Локи с грустной улыбкой качает головой и накрывает ладонь Бога Грома своей. Как тогда, в камере сознания. Накатывает ощущение дежавю.
– Ты бы не сказал, Тор, – маг сжимает пальцы старшего, – ты думал тогда, что я всегда буду рядом, и ты еще успеешь. А потом, после Йотунхейма и Бюлейста...
– Не надо, – перебивает трикстера Тор, – ты не должен думать о нем. И вообще... обо всем этом.
– Если бы я мог, – болезненно кривит губы Локи, – это постоянно перед глазами... Я думал, когда Оно уйдет – мне будет легче, что если не напоминать, все забудется. Но... эти образы, их не прогнать. Ты же видел мое сознание...
– Еще не так много времени прошло, – Бог Грома поднимается и помогает встать младшему, – мы забудем вместе. Я обещаю. Тебе станет легче. Со временем...
Трикстер одергивает рубашку и почти с отвращением рассматривает исхудавшее предплечье. И вдруг удивленно выдыхает:
– Взгляни, Тор! Их нет! Они исчезли!
Бог Грома перехватывает изрезанное шрамами запястье мага, прижимается губами к предплечью, целует эту гладкую чистую кожу... И шепчет:
– Видишь? Все будет хорошо... Боли больше не будет. Я буду с тобой.
А Локи поднимает лицо брата от своей руки и нерешительно тянется к губам старшего. Будто не зная, может ли начать поцелуй первым?
– Я могу?.. – все же спрашивает он, останавливаясь буквально в сантиметре.

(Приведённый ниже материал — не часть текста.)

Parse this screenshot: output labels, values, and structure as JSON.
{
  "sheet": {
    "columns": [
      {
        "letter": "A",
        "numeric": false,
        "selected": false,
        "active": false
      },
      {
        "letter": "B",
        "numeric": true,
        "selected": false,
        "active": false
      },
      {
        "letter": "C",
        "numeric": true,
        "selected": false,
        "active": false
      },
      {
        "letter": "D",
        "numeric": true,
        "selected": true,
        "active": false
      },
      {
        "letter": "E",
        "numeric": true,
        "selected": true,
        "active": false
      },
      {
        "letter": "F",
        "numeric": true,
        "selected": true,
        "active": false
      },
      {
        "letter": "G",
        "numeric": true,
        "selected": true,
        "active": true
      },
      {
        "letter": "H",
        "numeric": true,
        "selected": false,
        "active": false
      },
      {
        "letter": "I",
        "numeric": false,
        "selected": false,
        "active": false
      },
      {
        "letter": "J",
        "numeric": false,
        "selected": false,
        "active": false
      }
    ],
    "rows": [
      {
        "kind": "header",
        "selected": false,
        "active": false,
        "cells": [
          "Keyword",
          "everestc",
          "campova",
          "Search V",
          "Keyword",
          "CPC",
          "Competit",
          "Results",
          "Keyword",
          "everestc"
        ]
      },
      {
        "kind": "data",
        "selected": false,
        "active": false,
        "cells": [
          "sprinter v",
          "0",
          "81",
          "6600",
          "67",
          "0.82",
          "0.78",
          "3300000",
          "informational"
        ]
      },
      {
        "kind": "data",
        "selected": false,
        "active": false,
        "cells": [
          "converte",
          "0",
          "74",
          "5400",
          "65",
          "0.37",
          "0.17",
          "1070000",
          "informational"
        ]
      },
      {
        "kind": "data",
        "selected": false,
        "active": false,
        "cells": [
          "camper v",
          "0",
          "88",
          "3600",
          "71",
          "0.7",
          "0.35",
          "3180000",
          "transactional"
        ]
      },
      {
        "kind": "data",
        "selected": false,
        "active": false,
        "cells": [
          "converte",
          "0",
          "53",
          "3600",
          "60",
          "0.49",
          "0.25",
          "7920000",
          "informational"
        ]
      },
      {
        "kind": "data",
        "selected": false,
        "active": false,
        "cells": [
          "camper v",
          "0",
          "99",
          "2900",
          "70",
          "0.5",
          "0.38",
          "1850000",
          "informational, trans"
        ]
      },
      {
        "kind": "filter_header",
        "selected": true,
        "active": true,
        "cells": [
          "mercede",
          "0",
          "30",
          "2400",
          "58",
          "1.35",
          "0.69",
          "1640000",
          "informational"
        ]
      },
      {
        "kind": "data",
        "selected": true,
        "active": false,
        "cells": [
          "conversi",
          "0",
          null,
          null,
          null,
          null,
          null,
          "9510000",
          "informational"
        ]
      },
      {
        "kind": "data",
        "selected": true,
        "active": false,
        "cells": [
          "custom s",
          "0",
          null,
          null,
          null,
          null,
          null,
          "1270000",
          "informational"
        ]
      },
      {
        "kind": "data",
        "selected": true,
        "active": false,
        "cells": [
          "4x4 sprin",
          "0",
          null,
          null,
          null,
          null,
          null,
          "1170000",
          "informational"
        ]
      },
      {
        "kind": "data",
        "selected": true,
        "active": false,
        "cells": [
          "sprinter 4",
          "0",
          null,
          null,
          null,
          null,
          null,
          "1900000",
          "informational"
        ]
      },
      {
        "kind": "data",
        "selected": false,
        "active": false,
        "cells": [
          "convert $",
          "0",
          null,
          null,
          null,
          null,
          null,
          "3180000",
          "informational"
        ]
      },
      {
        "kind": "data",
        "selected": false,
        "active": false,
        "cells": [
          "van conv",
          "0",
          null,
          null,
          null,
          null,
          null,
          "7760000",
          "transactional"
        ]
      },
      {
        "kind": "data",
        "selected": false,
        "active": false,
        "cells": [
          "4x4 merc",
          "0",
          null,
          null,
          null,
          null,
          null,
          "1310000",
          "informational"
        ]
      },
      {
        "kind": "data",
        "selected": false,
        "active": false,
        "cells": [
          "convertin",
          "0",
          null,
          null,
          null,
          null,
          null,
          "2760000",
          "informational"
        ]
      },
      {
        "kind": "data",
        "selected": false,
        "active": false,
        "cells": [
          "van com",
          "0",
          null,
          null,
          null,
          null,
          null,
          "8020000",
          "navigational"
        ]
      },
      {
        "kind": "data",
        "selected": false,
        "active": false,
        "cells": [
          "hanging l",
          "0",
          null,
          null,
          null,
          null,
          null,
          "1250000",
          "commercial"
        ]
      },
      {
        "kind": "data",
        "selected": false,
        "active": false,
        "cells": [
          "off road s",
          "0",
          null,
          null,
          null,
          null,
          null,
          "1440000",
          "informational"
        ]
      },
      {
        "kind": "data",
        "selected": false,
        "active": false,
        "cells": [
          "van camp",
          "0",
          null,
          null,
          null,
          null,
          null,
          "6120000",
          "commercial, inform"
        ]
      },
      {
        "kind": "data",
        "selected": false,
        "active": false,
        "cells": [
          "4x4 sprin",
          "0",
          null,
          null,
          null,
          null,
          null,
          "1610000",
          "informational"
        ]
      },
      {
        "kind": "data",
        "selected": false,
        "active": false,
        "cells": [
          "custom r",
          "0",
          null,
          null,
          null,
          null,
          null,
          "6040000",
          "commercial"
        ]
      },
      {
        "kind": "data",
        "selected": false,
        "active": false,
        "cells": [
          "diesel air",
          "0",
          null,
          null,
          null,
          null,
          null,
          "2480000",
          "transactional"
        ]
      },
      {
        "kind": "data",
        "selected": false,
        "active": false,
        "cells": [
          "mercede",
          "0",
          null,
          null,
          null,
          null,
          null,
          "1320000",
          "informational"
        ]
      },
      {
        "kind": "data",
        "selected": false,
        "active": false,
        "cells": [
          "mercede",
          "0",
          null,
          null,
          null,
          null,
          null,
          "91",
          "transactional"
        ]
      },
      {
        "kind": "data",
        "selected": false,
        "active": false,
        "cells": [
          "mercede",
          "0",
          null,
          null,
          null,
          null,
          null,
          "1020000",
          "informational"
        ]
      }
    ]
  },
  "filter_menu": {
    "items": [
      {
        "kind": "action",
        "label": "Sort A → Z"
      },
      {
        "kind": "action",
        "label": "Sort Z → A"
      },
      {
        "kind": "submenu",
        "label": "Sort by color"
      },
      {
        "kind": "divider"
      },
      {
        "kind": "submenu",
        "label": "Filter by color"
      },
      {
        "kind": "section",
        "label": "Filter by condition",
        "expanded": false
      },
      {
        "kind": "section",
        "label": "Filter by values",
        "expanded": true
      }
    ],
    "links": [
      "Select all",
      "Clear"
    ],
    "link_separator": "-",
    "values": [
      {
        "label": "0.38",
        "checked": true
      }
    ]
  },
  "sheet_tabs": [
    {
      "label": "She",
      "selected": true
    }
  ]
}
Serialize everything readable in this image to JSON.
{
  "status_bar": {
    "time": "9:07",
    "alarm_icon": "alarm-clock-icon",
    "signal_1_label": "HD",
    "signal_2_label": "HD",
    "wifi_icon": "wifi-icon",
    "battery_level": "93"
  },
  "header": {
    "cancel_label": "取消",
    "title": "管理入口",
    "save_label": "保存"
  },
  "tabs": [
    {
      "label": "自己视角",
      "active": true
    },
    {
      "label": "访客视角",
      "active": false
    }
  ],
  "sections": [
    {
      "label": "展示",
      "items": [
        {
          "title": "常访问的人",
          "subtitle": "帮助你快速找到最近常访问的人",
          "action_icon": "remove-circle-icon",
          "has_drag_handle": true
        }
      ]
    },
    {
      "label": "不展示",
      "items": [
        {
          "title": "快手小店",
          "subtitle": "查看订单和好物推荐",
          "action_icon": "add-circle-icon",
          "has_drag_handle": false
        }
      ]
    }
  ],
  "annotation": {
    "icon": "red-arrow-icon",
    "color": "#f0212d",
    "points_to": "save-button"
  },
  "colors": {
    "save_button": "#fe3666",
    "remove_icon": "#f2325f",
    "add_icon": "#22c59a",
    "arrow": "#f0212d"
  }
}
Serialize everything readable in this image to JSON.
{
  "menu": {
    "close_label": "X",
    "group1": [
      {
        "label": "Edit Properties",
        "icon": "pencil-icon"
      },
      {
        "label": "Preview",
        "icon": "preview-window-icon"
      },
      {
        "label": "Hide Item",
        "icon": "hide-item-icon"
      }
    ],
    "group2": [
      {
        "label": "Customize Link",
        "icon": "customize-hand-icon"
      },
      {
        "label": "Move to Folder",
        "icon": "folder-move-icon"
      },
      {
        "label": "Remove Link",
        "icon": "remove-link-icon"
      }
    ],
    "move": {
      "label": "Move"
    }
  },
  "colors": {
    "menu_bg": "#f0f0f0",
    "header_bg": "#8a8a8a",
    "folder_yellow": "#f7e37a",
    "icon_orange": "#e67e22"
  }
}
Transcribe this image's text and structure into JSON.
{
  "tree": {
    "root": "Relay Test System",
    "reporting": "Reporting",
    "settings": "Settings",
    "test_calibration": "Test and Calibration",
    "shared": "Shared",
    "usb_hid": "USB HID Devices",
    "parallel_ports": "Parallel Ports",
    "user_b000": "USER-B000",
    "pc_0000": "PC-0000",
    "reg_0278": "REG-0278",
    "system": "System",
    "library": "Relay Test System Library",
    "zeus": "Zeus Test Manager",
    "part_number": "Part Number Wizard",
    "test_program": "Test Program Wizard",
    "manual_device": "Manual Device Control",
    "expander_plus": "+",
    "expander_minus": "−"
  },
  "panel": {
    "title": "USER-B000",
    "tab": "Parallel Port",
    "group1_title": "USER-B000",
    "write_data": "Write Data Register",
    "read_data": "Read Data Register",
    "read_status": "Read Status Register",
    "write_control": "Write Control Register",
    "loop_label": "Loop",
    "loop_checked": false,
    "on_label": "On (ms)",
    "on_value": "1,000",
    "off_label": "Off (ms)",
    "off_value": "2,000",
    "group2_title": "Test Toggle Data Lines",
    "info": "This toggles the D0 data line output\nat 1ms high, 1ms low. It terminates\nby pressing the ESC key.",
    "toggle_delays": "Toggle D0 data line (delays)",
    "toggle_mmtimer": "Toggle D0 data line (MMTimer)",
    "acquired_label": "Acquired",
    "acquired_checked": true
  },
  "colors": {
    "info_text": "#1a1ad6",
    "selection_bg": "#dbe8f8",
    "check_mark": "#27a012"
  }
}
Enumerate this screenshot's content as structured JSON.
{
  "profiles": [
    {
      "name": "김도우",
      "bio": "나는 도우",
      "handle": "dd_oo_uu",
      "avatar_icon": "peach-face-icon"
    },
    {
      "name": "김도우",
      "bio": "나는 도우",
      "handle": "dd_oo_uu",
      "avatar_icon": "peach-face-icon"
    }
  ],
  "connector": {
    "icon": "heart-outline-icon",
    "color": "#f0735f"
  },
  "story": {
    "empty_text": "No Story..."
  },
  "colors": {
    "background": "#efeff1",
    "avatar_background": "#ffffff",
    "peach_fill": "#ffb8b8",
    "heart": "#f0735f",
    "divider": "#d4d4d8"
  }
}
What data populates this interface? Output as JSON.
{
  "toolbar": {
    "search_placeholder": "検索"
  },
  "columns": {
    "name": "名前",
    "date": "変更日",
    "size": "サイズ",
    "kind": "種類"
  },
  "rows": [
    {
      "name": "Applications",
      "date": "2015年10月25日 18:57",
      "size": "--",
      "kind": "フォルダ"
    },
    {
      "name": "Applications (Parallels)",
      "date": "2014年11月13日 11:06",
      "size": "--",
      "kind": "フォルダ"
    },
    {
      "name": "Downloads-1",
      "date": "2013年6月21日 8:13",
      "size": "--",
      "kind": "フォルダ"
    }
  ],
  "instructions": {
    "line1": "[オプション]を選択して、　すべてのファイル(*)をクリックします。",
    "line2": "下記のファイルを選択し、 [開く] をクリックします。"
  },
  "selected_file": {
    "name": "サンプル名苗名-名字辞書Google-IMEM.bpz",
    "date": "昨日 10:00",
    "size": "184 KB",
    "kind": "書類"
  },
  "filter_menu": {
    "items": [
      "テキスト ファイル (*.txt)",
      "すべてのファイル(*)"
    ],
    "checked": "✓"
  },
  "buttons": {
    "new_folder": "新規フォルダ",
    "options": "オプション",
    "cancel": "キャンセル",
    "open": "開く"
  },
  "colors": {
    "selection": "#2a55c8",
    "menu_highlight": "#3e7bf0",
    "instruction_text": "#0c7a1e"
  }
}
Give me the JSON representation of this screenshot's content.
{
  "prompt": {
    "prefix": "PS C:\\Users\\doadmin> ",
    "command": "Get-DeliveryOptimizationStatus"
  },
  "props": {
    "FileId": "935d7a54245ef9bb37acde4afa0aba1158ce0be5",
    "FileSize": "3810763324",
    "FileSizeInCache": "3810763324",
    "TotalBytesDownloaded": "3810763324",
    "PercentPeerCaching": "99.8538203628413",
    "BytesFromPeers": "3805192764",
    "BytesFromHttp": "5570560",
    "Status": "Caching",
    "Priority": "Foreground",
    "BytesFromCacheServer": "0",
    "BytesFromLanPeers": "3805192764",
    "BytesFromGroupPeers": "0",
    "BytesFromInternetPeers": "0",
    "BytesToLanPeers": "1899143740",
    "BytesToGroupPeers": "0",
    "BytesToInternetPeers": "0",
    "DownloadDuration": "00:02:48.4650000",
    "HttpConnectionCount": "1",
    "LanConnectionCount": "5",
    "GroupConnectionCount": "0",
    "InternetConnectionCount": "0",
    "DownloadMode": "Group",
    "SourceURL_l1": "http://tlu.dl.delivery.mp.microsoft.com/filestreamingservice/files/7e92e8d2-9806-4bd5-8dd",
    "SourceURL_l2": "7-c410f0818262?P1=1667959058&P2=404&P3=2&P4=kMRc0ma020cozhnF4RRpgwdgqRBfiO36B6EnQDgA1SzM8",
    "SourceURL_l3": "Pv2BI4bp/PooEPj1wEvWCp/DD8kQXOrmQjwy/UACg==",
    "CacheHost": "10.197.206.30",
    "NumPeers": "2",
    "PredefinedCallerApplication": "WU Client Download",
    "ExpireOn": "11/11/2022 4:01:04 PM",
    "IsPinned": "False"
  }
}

В ответ Тор просто кладет ладонь на затылок мага и притягивает младшего к себе. Зачем слова, если можно сказать прикосновением?
***
Жарко горит камин, за окном уже совсем темно... Воет ветер, ударяет в стекло...
Бог Грома сидит у огня, бездумно поглаживая исполосованную шрамами спину Лофта, полулежащего рядом. Тут же стоит бутылка виски, которую Локи нашел на книжном шкафу, когда разбирал книги. И теперь, когда половины бутылки нет, а по телу разливается умиротворяющее тепло, хочется просто вот так вот сидеть на полу и ни о чем не думать...
– Я бы хотел вернуться на то озеро, – вдруг задумчиво говорит трикстер, водя кончиками пальцев по браслету, – ты так... ярко о нем вспоминал. Обо мне... Я был другим раньше. Да?
– Ты... – Тор замолкает, не зная, что сказать, – я никогда не думал об этом в таком ключе, – наконец, находится он, – я люблю тебя любого.